Oh, good catch! Thanks! I'll keep the steps separate as this allows me to hide the accuracy metrics in the log when training.

The reason why I swapped map() with cache() is that it takes a super long time to perform the validation when I put cache before. Any ideas on how to speed things up?

This is the time with map after cache: image

This is using map before cache: image

This is the time with map after cache changing the task batch size to 128: image

italodamato avatar Nov 29 '20 18:11 italodamato

Yes, it is slow. That's because it needs to recompute all the candidate embeddings on the fly to give you accurate results if you intersperse training with evaluation. If you know you run it only once after you've finished training, it's perfectly fine to add .cache() after .map.

Have a look at the efficient serving tutorial for ideas how to make final post-training evaluation really fast.

maciejkula avatar Nov 29 '20 18:11 maciejkula

But why is it faster even on the first validation? If it's caching the candidates after the 1st evaluation, shouldn't it be faster only starting from the 2nd validation? or am I missing something?

Also, is it expected that the batch size used for the candidates has such a big impact on the speed? The training batch size doesn't seem to impact training times as much.
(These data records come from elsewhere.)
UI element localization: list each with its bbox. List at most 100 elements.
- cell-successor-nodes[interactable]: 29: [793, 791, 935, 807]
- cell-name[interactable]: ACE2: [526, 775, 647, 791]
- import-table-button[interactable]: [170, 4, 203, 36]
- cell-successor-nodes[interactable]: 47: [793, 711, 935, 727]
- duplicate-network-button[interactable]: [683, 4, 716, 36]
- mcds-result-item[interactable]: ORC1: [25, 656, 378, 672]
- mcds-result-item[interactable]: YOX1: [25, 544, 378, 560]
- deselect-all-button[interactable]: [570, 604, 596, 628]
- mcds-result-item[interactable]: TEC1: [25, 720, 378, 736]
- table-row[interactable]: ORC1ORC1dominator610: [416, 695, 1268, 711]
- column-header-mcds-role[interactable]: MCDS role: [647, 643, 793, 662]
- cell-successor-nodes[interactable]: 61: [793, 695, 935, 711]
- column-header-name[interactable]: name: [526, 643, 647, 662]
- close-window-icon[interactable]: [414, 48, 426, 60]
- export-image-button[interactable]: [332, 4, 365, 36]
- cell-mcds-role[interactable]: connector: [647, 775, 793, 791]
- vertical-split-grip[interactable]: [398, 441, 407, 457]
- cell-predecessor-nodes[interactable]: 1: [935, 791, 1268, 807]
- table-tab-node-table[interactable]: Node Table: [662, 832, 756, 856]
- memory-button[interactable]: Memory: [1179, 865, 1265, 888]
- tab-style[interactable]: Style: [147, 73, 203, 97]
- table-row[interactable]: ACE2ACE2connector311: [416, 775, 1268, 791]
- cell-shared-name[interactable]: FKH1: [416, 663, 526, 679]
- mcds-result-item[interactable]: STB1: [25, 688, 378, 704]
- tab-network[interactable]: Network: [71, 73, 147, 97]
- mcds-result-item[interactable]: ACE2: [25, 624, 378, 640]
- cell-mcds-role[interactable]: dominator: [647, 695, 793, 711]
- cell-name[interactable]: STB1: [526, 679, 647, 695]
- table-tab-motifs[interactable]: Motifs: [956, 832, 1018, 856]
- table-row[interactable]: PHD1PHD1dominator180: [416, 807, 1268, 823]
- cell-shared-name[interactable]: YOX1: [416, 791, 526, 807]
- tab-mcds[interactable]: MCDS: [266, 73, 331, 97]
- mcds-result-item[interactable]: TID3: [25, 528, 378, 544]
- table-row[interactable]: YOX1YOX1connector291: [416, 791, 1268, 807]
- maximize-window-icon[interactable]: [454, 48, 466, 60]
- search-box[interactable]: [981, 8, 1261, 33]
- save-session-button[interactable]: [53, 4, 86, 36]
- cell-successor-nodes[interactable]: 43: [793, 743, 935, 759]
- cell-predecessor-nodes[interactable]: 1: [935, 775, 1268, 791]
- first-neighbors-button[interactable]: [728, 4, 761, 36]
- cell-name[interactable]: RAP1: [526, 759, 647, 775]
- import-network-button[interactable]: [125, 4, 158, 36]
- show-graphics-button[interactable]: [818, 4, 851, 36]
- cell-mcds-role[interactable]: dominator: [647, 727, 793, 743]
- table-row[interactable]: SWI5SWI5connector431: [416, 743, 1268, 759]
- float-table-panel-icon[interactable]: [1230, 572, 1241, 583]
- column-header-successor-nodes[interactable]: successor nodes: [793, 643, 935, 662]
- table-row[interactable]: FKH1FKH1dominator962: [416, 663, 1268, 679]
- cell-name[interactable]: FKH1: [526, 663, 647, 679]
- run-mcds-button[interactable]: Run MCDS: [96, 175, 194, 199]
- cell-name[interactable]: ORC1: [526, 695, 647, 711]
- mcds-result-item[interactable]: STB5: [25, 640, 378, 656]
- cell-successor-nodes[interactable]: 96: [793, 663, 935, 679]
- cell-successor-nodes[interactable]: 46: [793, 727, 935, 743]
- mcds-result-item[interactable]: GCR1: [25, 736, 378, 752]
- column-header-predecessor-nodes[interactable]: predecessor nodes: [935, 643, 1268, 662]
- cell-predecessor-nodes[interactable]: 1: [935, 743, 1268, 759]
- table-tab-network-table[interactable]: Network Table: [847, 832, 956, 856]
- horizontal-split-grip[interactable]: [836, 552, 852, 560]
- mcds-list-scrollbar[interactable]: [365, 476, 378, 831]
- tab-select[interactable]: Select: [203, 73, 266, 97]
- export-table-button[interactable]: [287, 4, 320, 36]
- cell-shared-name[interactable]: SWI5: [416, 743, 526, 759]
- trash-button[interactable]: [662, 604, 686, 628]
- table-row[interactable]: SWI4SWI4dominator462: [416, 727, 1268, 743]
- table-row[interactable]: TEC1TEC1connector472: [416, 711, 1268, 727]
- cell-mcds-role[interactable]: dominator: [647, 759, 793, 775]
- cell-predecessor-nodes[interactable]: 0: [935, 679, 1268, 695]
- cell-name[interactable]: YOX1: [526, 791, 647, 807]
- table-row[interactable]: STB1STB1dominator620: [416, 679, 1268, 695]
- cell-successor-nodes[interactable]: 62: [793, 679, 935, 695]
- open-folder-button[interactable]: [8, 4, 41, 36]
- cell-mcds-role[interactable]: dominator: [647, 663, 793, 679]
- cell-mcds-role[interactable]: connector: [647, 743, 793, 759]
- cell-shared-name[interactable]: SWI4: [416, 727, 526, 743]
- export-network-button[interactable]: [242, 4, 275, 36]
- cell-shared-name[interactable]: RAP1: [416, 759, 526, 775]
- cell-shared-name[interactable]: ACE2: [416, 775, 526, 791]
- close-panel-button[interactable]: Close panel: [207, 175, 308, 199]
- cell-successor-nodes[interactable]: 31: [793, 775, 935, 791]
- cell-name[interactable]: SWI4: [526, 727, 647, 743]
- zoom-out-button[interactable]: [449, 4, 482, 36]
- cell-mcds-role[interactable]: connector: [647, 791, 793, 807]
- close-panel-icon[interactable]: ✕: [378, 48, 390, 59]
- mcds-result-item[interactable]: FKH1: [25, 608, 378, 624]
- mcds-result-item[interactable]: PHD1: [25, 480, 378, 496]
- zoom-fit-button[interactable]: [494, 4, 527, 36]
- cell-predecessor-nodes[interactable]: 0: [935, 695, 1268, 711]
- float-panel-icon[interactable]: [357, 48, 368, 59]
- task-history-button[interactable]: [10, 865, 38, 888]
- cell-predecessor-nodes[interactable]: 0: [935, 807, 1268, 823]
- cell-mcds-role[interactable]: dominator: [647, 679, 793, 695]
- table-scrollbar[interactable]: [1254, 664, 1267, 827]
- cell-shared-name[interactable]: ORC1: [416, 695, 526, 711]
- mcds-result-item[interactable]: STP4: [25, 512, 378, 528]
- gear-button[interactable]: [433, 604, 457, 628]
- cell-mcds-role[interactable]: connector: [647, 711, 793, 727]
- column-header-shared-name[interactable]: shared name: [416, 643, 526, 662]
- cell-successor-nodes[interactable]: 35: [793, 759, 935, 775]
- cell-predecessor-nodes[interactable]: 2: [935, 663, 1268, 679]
italodamato avatar Nov 29 '20 19:11 italodamato

If you're doing things on the fly, the evaluation metrics loop over the candidates dataset many, many times during a single evaluation run. That's why adding .cache speeds it up even in a single run; that's also why the batch size has such a huge impact.

It's possible that we may be able to optimize this, at the cost of higher memory usage.
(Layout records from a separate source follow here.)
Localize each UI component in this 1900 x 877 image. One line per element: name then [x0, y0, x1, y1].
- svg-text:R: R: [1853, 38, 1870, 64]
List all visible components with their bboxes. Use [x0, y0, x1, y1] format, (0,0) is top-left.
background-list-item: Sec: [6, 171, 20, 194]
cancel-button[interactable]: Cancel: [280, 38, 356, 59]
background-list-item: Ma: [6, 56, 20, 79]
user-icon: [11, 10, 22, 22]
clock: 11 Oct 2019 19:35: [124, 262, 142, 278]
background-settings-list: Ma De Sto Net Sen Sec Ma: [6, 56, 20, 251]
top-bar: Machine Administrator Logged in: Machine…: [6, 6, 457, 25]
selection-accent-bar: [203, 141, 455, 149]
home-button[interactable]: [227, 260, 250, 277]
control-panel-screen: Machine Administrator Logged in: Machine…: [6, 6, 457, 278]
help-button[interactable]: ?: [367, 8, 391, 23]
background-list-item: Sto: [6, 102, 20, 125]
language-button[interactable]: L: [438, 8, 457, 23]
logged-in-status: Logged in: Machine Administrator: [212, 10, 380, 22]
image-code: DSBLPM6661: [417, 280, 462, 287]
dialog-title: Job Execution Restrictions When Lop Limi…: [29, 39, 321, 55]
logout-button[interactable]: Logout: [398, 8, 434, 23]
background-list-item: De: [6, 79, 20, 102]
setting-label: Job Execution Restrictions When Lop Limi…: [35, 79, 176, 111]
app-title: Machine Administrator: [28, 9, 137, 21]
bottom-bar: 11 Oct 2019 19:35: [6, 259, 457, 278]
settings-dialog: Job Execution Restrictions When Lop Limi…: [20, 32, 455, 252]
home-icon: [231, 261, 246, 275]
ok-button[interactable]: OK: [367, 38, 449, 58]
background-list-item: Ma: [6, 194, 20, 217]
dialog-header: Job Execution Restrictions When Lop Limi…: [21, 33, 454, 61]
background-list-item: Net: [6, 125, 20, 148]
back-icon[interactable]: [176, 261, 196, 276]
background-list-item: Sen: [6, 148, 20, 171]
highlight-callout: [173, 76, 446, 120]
maciejkula avatar Nov 29 '20 19:11 maciejkula

To be clear, are you suggesting to increase the batch size of both the test and candidates datasets? As well as adding .cache before .map for candidates in the task?

italodamato avatar Nov 29 '20 19:11 italodamato

  1. The candidates batch size is the key part, but the test batch size might help as well.
  2. You can add cache after map once you know your model isn't changing any more. Don't do that if it's still changing.

maciejkula avatar Nov 29 '20 21:11 maciejkula

Is it possible that both the val_accuracy and the val_loss go down together? How should I interpret this? image

italodamato avatar Dec 01 '20 20:12 italodamato

@italodamato

Accuracy is the metric and val_loss is the loss. The algo only optimize the loss, metric is whatever you define.